Premium
Multicollinearity in Path Analysis: A Simple Method to Reduce Its Effects
Author(s) -
Olivoto Tiago,
Souza Velci Q.,
Nardino Maicon,
Carvalho Ivan R.,
Ferrari Maurício,
Pelegrin Alan J.,
Szareski Vinícius J.,
Schmidt Denise
Publication year - 2017
Publication title -
agronomy journal
Language(s) - English
Resource type - Journals
SCImago Journal Rank - 0.752
H-Index - 131
eISSN - 1435-0645
pISSN - 0002-1962
DOI - 10.2134/agronj2016.04.0196
Subject(s) - multicollinearity , variance inflation factor , statistics , mathematics , path analysis (statistics) , path coefficient , linear regression , regression analysis , correlation , econometrics , geometry
The multicollinearity in path analysis was investigated in different scenarios. A biometrical approach identified the multicollinearity‐generating traits. Data derived from averages overestimated the correlation coefficients. The use of all sampled observations increased the accuracy in path analysis.

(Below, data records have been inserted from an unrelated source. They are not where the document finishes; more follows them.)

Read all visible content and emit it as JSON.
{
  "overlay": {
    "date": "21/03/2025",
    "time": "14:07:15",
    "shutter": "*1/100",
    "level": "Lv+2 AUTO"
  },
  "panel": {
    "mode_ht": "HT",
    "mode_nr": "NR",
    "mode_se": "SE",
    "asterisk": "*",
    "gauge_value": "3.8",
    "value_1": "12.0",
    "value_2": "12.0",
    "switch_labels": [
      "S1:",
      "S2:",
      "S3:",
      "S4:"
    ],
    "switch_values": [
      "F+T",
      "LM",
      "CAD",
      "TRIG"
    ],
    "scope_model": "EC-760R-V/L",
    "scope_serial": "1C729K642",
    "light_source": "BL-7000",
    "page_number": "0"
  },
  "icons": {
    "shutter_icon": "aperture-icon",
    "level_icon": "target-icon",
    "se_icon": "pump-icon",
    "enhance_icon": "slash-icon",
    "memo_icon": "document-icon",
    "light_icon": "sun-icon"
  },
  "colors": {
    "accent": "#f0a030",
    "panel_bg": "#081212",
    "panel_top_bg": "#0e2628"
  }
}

A simple sample tracking method that reduces multicollinearity is proposed.Some data arrangement methods often used may mask correlation coefficients among explanatory traits, increasing multicollinearity in multiple regression analysis. This study was performed to determine if the harmful effects of multicollinearity might be reduced in the estimation of the X ′ X correlation matrix among explanatory traits. For this, data on 45 treatments (15 maize [ Zea mays L.] hybrids sown in three places) were used. Three path analysis methods (traditional, with k inclusion, and traditional with trait exclusion) were tested in two scenarios: with X ′ X matrix estimated with all sampled observations (ASO, n = 900) and with the X ′ X matrix estimated with the average values of each plot (AVP, n = 180). The condition number (CN) was reduced from 3395 to 2004 when the matrix was estimated with all observations. On average, the factors that inflate the variance of regression coefficients were increased by 61% in the AVP scenario. The addition of the k coefficient reduced the CN to 85.40 and 51.17 for the ASO and AVP scenarios, respectively. Exclusion of multicollinearity‐generating traits was more effective in the ASO than the AVP scenario, resulting in CNs of 29.62 and 63.66, respectively. The largest coefficient of determination (0.977) and the smallest noise (0.150) were obtained in the ASO scenario after the exclusion of the multicollinearity‐generating traits. The use of all sampled observations does not mask the individual variances and reduces the magnitude of the correlations among explanatory traits in 90% of cases, improving the accuracy of biological studies involving path analysis.